George Hirsch, publisher of Runner's World, sees the paradox. "There is a tremendous upsurge in the popularity of marathons and certain road races," says Hirsch, "at a time when interest in running domestically has in fact diminished greatly."
One reason for the increased participation in big events, says Hirsch, is that popular races such as the Chicago Marathon and the Marine Corps Marathon in Washington, D.C., both to be staged on Oct. 22, offer on-line race registration. (A runner can, of course, still sign up by mail or phone.) "A year ago I would have said that on-line registration is the future, but now it's definitely the present," says Hirsch. In fact, a runner can't participate in some races unless he knows how to log on. As Hirsch notes, "This year the Big Sur [ Calif.] Marathon used only on-line registration."
Speed now is almost as important in entering a race as it is in running one.
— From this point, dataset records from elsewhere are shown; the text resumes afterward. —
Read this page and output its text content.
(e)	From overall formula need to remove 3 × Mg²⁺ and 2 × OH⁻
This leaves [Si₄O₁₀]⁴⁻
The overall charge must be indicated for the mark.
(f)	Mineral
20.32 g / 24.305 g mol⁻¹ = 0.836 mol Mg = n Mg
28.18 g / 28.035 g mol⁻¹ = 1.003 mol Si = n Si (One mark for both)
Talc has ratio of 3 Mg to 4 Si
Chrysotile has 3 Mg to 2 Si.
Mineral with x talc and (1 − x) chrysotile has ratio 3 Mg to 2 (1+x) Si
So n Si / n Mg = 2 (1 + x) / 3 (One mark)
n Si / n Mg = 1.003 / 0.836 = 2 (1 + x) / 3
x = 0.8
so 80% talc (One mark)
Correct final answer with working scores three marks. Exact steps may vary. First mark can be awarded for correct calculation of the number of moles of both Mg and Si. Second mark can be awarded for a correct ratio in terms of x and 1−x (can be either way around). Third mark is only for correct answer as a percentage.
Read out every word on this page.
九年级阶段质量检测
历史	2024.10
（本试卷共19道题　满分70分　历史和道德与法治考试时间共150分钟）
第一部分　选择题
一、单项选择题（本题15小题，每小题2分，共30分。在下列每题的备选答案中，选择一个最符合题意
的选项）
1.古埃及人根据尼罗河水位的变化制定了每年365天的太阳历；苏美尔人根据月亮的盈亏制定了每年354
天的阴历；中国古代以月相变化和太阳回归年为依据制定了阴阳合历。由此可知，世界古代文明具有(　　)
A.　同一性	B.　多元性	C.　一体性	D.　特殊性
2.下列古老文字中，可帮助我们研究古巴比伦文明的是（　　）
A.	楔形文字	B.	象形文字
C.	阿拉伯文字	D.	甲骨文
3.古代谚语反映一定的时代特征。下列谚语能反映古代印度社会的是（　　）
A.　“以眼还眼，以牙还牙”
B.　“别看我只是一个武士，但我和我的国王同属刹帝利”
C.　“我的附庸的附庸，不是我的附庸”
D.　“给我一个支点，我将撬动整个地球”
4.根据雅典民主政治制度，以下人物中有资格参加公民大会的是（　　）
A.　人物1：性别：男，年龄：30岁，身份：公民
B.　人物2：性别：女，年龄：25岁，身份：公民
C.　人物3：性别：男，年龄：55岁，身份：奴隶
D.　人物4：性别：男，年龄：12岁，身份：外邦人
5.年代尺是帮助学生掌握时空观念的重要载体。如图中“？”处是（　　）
The 1999 Marine Corps Marathon filled its field of 18,000 in seven months. This year it expanded to 25,000 competitors and used Ann Arbor, Mich.-based doitsports.com to process its on-line registrations. Within four days the field was full, despite the on-line registration site's being shut down for nearly a day because of a crush of hits from marathon hopefuls. Race officials say that 52% of the entries came on-line.
"You've got to be prepared for an onslaught," says Dave Alberga, CEO of La Jolla, Calif.-based Active.com, which handles on-line registration for more than 14,000 events. "Routinely, we process three thousand registration applications per day. When we handle San Francisco's Bay-to-Breakers 12K, the largest road race in the country [70,000 runners], we process one registration per second."
The former COO of Ticketmaster, Alberga is fast turning Active.com into the Ticketmaster of participatory sports registration. Active.com processes applications in 60 sports. Last year the fledgling dot.com registered 300,000 people for events. This year that number has quadrupled, and it should quadruple again in 2001. Entrants are billed $1 to $2 as a service charge. "We don't look at it as a runner saying, 'Those rat bastards charged me an extra two bucks,' " says the 38-year-old Alberga. "We think that given the convenience—no envelope to stamp, no check to write, learning that you've been accepted within minutes rather than weeks—the runner is grateful for how much time we save him or her."
Going the same distance in less time. Who better than a runner to understand that?